I cannot honestly say that I was prepared for where those seeds have taken us. I meant to be blogging more; I had all these (obviously profound) insights about the process up until now, about learning to communicate with my husband, and to respect each others’ creative visions, and to balance leading and following, and to problem-solve on the fly, and to embrace failure, and all of life’s secrets that of course I am privy to… But then doing the thing completely took over, and I had to learn those lessons again and again. That learning curve was no joke, folks. It had been a really long time—since I was a kid, probably—since I’d been so constantly bombarded by the feeling of having absolutely no idea what I was doing. That feeling of being new at something, and therefore being bad at it. Like, actively bad. Terrible, even. Suddenly it was like I was 7 years old again and not getting a concept in math class, as the unexpected just continued to happen (as the unexpected does).
We had some 11th hour surprise challenges. A lucky “big 3” major challenges. Our lights weren’t strong enough to stand up to daylight (I mean, I GUESS the sun is powerful for good reason, but…). So, we buckled down to make extra black fabric set coverings (to give our light a little leg up), and we bought new lights, and we even made a new backup see-through “shadow” puppet screen, for the worst case scenario. Then our speaker wasn’t quite powerful enough to do justice to our (truly amazing, thank you Rachel!) music. So we searched for new speakers as well. Then we had a windy day that blew the set over and punctured a hole in our good screen. We again put our noses to the grindstone to create a new one….all in the final week leading up to moving out of our apartment, getting rid of our belongings, leaving Philly, and then leaving the USA.
All this left precious little time for rehearsal, let alone showing off the “obviously profound” insights that I gotta admit, I may have lost sight of as I tried not to panic or devolve into a crying puddle on the floor. But here we are, arrived safe and sound with our show and ourselves relatively intact, (though of course, still and always flying by the seat of our pants).
The funny thing is, I think the moment that got us here (as opposed to trapped in crying floor puddle mode) was the moment that we had “The Failure Talk”.
I was in floor puddle mode. I was overwhelmed by how much was left to do, and how behind I felt like we were.

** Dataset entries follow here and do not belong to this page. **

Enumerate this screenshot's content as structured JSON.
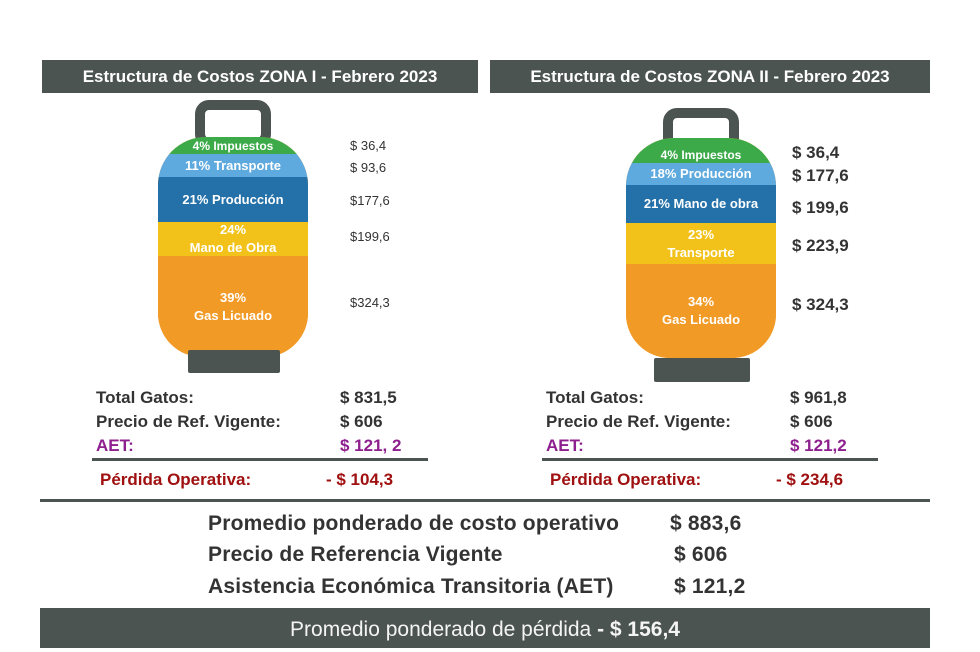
{
  "zone1": {
    "title": "Estructura de Costos ZONA I - Febrero 2023",
    "segments": [
      {
        "label": "4% Impuestos",
        "color": "#3daa4a"
      },
      {
        "label": "11% Transporte",
        "color": "#5ea9dd"
      },
      {
        "label": "21% Producción",
        "color": "#2470a8"
      },
      {
        "label_pct": "24%",
        "label_name": "Mano de Obra",
        "color": "#f2c21a"
      },
      {
        "label_pct": "39%",
        "label_name": "Gas Licuado",
        "color": "#f29a26"
      }
    ],
    "values": [
      "$ 36,4",
      "$ 93,6",
      "$177,6",
      "$199,6",
      "$324,3"
    ],
    "totals": {
      "total_label": "Total Gatos:",
      "total_value": "$ 831,5",
      "ref_label": "Precio de Ref. Vigente:",
      "ref_value": "$ 606",
      "aet_label": "AET:",
      "aet_value": "$ 121, 2",
      "loss_label": "Pérdida Operativa:",
      "loss_value": "- $ 104,3"
    }
  },
  "zone2": {
    "title": "Estructura de Costos ZONA II - Febrero 2023",
    "segments": [
      {
        "label": "4% Impuestos",
        "color": "#3daa4a"
      },
      {
        "label": "18% Producción",
        "color": "#5ea9dd"
      },
      {
        "label": "21% Mano de obra",
        "color": "#2470a8"
      },
      {
        "label_pct": "23%",
        "label_name": "Transporte",
        "color": "#f2c21a"
      },
      {
        "label_pct": "34%",
        "label_name": "Gas Licuado",
        "color": "#f29a26"
      }
    ],
    "values": [
      "$ 36,4",
      "$ 177,6",
      "$ 199,6",
      "$ 223,9",
      "$ 324,3"
    ],
    "totals": {
      "total_label": "Total Gatos:",
      "total_value": "$ 961,8",
      "ref_label": "Precio de Ref. Vigente:",
      "ref_value": "$ 606",
      "aet_label": "AET:",
      "aet_value": "$ 121,2",
      "loss_label": "Pérdida Operativa:",
      "loss_value": "- $ 234,6"
    }
  },
  "summary": {
    "row1_label": "Promedio ponderado de costo operativo",
    "row1_value": "$ 883,6",
    "row2_label": "Precio de Referencia Vigente",
    "row2_value": "$ 606",
    "row3_label": "Asistencia Económica Transitoria (AET)",
    "row3_value": "$ 121,2",
    "bottom_label": "Promedio ponderado de pérdida",
    "bottom_value": "- $ 156,4"
  },
  "colors": {
    "header_bg": "#4b5450",
    "aet": "#8e1f8e",
    "loss": "#a01010"
  }
}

But far worse than the stress was the guilt. I was getting ready to go on this grand adventure! A honeymoon with my husband, filled with backpacking and hiking, seeing new places, meeting new people, and a fulfilling creative endeavor to boot! Friends and family have gone above and beyond to support us in this! But was I excited, thrilled for my trip, beside myself with joy? No. I was crying. Sobbing. Terrified. How self-absorbed and ungrateful is that? Stupid.

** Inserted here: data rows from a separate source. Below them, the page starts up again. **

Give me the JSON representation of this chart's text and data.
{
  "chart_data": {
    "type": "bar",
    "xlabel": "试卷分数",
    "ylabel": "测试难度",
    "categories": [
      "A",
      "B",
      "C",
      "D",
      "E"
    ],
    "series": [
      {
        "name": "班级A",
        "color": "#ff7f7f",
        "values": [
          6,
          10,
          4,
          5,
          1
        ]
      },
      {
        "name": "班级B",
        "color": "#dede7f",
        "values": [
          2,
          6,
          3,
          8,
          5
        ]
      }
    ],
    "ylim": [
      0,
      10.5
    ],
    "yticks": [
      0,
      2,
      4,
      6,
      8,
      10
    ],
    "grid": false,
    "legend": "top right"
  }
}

“It isn’t stupid though.” That’s what Aaron said to me. “I feel that way too. What we’re really scared of is that we’ll let people down. But here’s the thing: they’re already proud of us. If we fail, if the show and our plans all fall apart, our reputations will take a blow, sure. But it won’t be the end of everything.”

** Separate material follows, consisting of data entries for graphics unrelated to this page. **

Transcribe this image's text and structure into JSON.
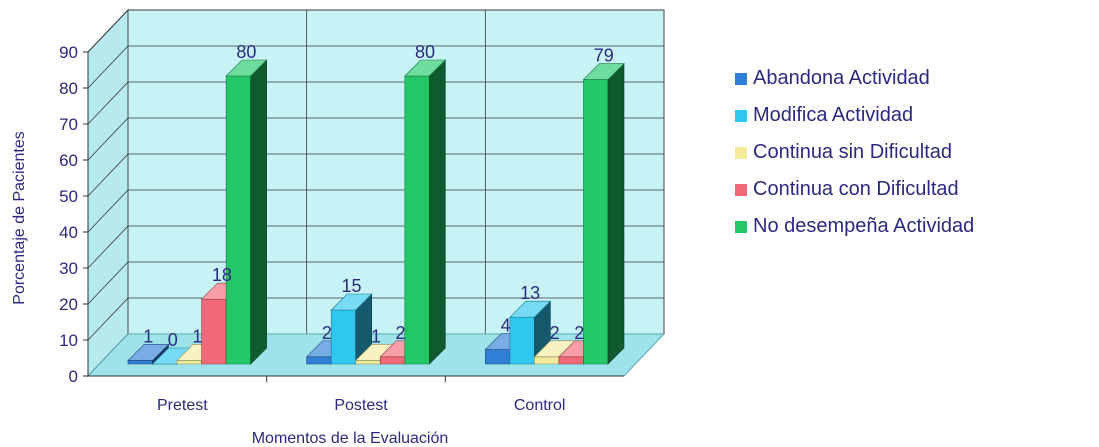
{
  "chart_data": {
    "type": "bar",
    "title": "",
    "xlabel": "Momentos de la Evaluación",
    "ylabel": "Porcentaje de Pacientes",
    "ylim": [
      0,
      90
    ],
    "yticks": [
      0,
      10,
      20,
      30,
      40,
      50,
      60,
      70,
      80,
      90
    ],
    "categories": [
      "Pretest",
      "Postest",
      "Control"
    ],
    "legend_position": "right",
    "grid": true,
    "three_d": true,
    "series": [
      {
        "name": "Abandona Actividad",
        "color": "#2f7fd6",
        "values": [
          1,
          2,
          4
        ]
      },
      {
        "name": "Modifica Actividad",
        "color": "#2fc7f0",
        "values": [
          0,
          15,
          13
        ]
      },
      {
        "name": "Continua sin Dificultad",
        "color": "#f3eb9c",
        "values": [
          1,
          1,
          2
        ]
      },
      {
        "name": "Continua con Dificultad",
        "color": "#f26a7a",
        "values": [
          18,
          2,
          2
        ]
      },
      {
        "name": "No desempeña Actividad",
        "color": "#22c866",
        "values": [
          80,
          80,
          79
        ]
      }
    ],
    "data_labels": [
      [
        "1",
        "0",
        "1",
        "18",
        "80"
      ],
      [
        "2",
        "15",
        "1",
        "2",
        "80"
      ],
      [
        "4",
        "13",
        "2",
        "2",
        "79"
      ]
    ]
  }
}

And it was true. Suddenly the thought of just throwing the show out the window no longer felt like a desperate, tempting, only-escape; it was hilarious instead. Still a little tempting, maybe. Because in a way, failure would almost be a relief. But even if we fail, we can always pick up the pieces. And no matter what, it won’t have been a waste of time. Already we’ve learned so much we didn’t know before. I know myself better. And learning how to fail is worth a lot too.
Acknowledging out loud that failure was even a possibility was a HUGE weight off my shoulders. I didn’t have to be hounded by the secret fear and shame of it. We could look it in the face instead, and say, “Okay, Failure. You might happen. That’s cool. I’m gonna do this thing anyway, and be just as glad about it, just as committed to it, even if leads me right into your arms.” Suddenly my motivation for continuing to work on the show and plan the trip was no longer about running from the negative and scary possibilities. I could be motivated by passion and excitement again. All because Failure and I made friends.
So we packed up the U-haul, got a very fitting parting gift of a $75 ticket from the Philadelphia Parking Authority, stayed with my parents for a weekend, and now we are adrift on the wind, ready to greet any and all new friends that may come.
Thusly, the honeymoon begins! Over-Ambitious? Crazy? Naive? Perhaps. Doing it anyway? Absolutely.